Jennifer Morneau, a spokeswoman for TD Bank, confirmed that there was such an incident involving a “woman from Long Island” at one of its anti-fraud seminars, and didn’t have any further information.
“We constantly monitor and assess the security of our systems,” Morneau said in an e-mailed statement. “We also believe that educating our customers is one of the best ways to help them defend against online fraud and identity theft, because even the best security measures can only prevent fraud if customers are also vigilant about employing the necessary safeguards to protect their information.”
With Woodhill’s support, McCarthy started a website she calls www.yourmoneyisnotsafe-inthebank.org and has organized other cybercrime small-business victims across the country. In industry presentations, Woodhill uses her as an example in describing what’s wrong with online banking and the current rules governing the commercial accounts of small businesses.
“If every small-business account holder in America knew what Karen McCarthy had gone through, there would be a run on the banks,” he said.
Last year Woodhill supported a proposed law, introduced by U.S. Senator Chuck Schumer, a New York Democrat, that would have extended protections enjoyed by individual bank depositors to publicly funded entities such as school districts and town governments. Congress adjourned before any vote was taken.
Woodhill is now pushing for a federal law that would require regional and community banks to warn their commercial clients explicitly of the dangers of cyber fraud. He’s hired former Louisiana congressman Billy Tauzin, a Democrat turned Republican who chaired the House Energy & Commerce committee, to represent him.
The American Banking Association has opposed attempts to extend cyberfraud protection from depositors to small-business clients. Until recently, the association’s position has prevailed.

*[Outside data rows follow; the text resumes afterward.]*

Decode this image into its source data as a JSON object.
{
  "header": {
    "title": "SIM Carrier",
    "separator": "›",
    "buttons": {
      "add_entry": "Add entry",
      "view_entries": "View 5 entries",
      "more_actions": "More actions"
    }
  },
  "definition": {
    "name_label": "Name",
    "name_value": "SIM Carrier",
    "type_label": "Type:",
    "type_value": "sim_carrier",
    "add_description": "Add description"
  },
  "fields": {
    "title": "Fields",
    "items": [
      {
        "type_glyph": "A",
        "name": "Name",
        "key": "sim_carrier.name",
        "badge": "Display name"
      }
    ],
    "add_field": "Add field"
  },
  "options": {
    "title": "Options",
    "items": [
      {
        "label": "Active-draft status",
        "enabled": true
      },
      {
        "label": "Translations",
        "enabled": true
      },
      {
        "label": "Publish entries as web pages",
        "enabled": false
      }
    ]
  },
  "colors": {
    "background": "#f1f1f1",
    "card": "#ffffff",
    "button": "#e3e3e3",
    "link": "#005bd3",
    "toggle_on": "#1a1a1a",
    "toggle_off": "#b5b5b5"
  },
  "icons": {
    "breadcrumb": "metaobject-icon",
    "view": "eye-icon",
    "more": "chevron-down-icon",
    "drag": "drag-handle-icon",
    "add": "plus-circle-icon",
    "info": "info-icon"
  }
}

Then came the Experi-Metal lawsuit brought by Valiena Allison against Dallas-based Comerica. In June, U.S. District Judge Patrick J. Duggan ruled in Detroit in favor of Allison and Experi-Metal, agreeing Comerica’s response to the fraud didn’t meet standards of good faith and fair dealing. Comerica agreed to pay Allison almost the entire amount stolen.

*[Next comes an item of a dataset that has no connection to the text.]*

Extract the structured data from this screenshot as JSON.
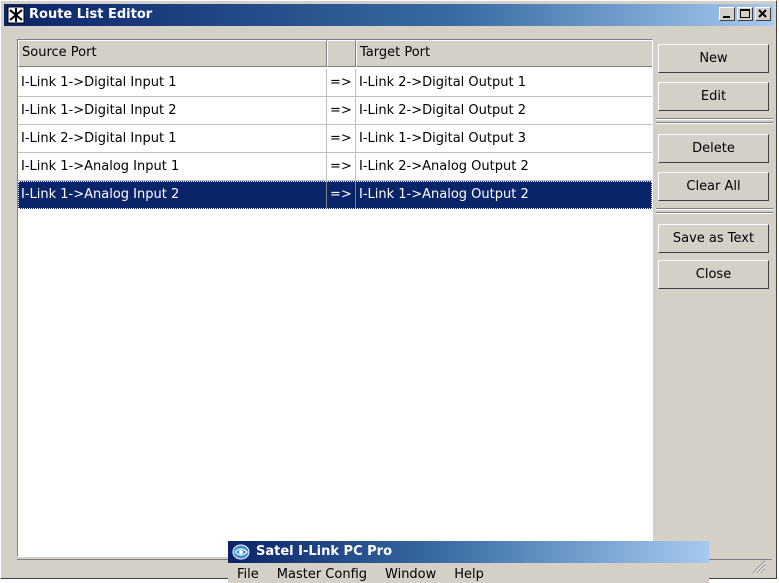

Other cybercrime victims have taken note of this precedent, said Brian Krebs, who has written about the Little & King case and other cyberthefts on his blog (www.krebsonsecurity.com).
Village View, an escrow company based in Redondo Beach, California, that was robbed of $465,558 by cyberthieves in March of 2010, sued Professional Business Bank just two weeks after the Experi-Metal decision.

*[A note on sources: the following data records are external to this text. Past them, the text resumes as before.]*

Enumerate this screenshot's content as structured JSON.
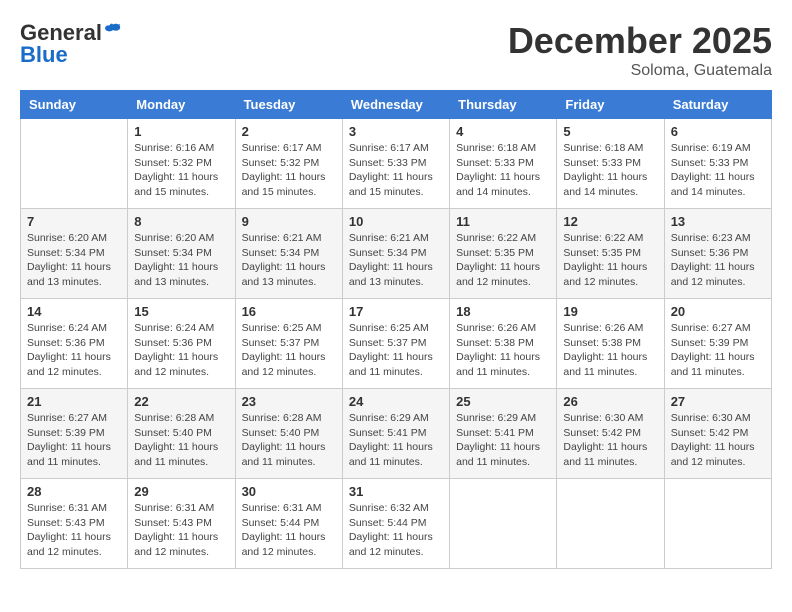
{
  "header": {
    "logo_line1": "General",
    "logo_line2": "Blue",
    "month_title": "December 2025",
    "location": "Soloma, Guatemala"
  },
  "weekdays": [
    "Sunday",
    "Monday",
    "Tuesday",
    "Wednesday",
    "Thursday",
    "Friday",
    "Saturday"
  ],
  "weeks": [
    [
      {
        "day": "",
        "detail": ""
      },
      {
        "day": "1",
        "detail": "Sunrise: 6:16 AM\nSunset: 5:32 PM\nDaylight: 11 hours and 15 minutes."
      },
      {
        "day": "2",
        "detail": "Sunrise: 6:17 AM\nSunset: 5:32 PM\nDaylight: 11 hours and 15 minutes."
      },
      {
        "day": "3",
        "detail": "Sunrise: 6:17 AM\nSunset: 5:33 PM\nDaylight: 11 hours and 15 minutes."
      },
      {
        "day": "4",
        "detail": "Sunrise: 6:18 AM\nSunset: 5:33 PM\nDaylight: 11 hours and 14 minutes."
      },
      {
        "day": "5",
        "detail": "Sunrise: 6:18 AM\nSunset: 5:33 PM\nDaylight: 11 hours and 14 minutes."
      },
      {
        "day": "6",
        "detail": "Sunrise: 6:19 AM\nSunset: 5:33 PM\nDaylight: 11 hours and 14 minutes."
      }
    ],
    [
      {
        "day": "7",
        "detail": "Sunrise: 6:20 AM\nSunset: 5:34 PM\nDaylight: 11 hours and 13 minutes."
      },
      {
        "day": "8",
        "detail": "Sunrise: 6:20 AM\nSunset: 5:34 PM\nDaylight: 11 hours and 13 minutes."
      },
      {
        "day": "9",
        "detail": "Sunrise: 6:21 AM\nSunset: 5:34 PM\nDaylight: 11 hours and 13 minutes."
      },
      {
        "day": "10",
        "detail": "Sunrise: 6:21 AM\nSunset: 5:34 PM\nDaylight: 11 hours and 13 minutes."
      },
      {
        "day": "11",
        "detail": "Sunrise: 6:22 AM\nSunset: 5:35 PM\nDaylight: 11 hours and 12 minutes."
      },
      {
        "day": "12",
        "detail": "Sunrise: 6:22 AM\nSunset: 5:35 PM\nDaylight: 11 hours and 12 minutes."
      },
      {
        "day": "13",
        "detail": "Sunrise: 6:23 AM\nSunset: 5:36 PM\nDaylight: 11 hours and 12 minutes."
      }
    ],
    [
      {
        "day": "14",
        "detail": "Sunrise: 6:24 AM\nSunset: 5:36 PM\nDaylight: 11 hours and 12 minutes."
      },
      {
        "day": "15",
        "detail": "Sunrise: 6:24 AM\nSunset: 5:36 PM\nDaylight: 11 hours and 12 minutes."
      },
      {
        "day": "16",
        "detail": "Sunrise: 6:25 AM\nSunset: 5:37 PM\nDaylight: 11 hours and 12 minutes."
      },
      {
        "day": "17",
        "detail": "Sunrise: 6:25 AM\nSunset: 5:37 PM\nDaylight: 11 hours and 11 minutes."
      },
      {
        "day": "18",
        "detail": "Sunrise: 6:26 AM\nSunset: 5:38 PM\nDaylight: 11 hours and 11 minutes."
      },
      {
        "day": "19",
        "detail": "Sunrise: 6:26 AM\nSunset: 5:38 PM\nDaylight: 11 hours and 11 minutes."
      },
      {
        "day": "20",
        "detail": "Sunrise: 6:27 AM\nSunset: 5:39 PM\nDaylight: 11 hours and 11 minutes."
      }
    ],
    [
      {
        "day": "21",
        "detail": "Sunrise: 6:27 AM\nSunset: 5:39 PM\nDaylight: 11 hours and 11 minutes."
      },
      {
        "day": "22",
        "detail": "Sunrise: 6:28 AM\nSunset: 5:40 PM\nDaylight: 11 hours and 11 minutes."
      },
      {
        "day": "23",
        "detail": "Sunrise: 6:28 AM\nSunset: 5:40 PM\nDaylight: 11 hours and 11 minutes."
      },
      {
        "day": "24",
        "detail": "Sunrise: 6:29 AM\nSunset: 5:41 PM\nDaylight: 11 hours and 11 minutes."
      },
      {
        "day": "25",
        "detail": "Sunrise: 6:29 AM\nSunset: 5:41 PM\nDaylight: 11 hours and 11 minutes."
      },
      {
        "day": "26",
        "detail": "Sunrise: 6:30 AM\nSunset: 5:42 PM\nDaylight: 11 hours and 11 minutes."
      },
      {
        "day": "27",
        "detail": "Sunrise: 6:30 AM\nSunset: 5:42 PM\nDaylight: 11 hours and 12 minutes."
      }
    ],
    [
      {
        "day": "28",
        "detail": "Sunrise: 6:31 AM\nSunset: 5:43 PM\nDaylight: 11 hours and 12 minutes."
      },
      {
        "day": "29",
        "detail": "Sunrise: 6:31 AM\nSunset: 5:43 PM\nDaylight: 11 hours and 12 minutes."
      },
      {
        "day": "30",
        "detail": "Sunrise: 6:31 AM\nSunset: 5:44 PM\nDaylight: 11 hours and 12 minutes."
      },
      {
        "day": "31",
        "detail": "Sunrise: 6:32 AM\nSunset: 5:44 PM\nDaylight: 11 hours and 12 minutes."
      },
      {
        "day": "",
        "detail": ""
      },
      {
        "day": "",
        "detail": ""
      },
      {
        "day": "",
        "detail": ""
      }
    ]
  ]
}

The last thing community banks want is to be at odds with their clients, said Doug Johnson, a senior policy analyst for the American Bankers Association.
“Banks don’t like to sue their customers and customers don’t like to sue their banks,” he said. “When disputes occur, it’s best to try to work together for an appropriate result.”
Woodhill said the banking industry is behind the curve on this matter, just as it was in 1978 when it opposed the Electronic Funds Transfer Act, which protects consumer bank deposits from fraud.
“That’s one of the biggest favors Congress ever did for banks, even though they were against it,” he said. “Banks truly do not understand what their own interests are. Corporate lobbyists only play defense.”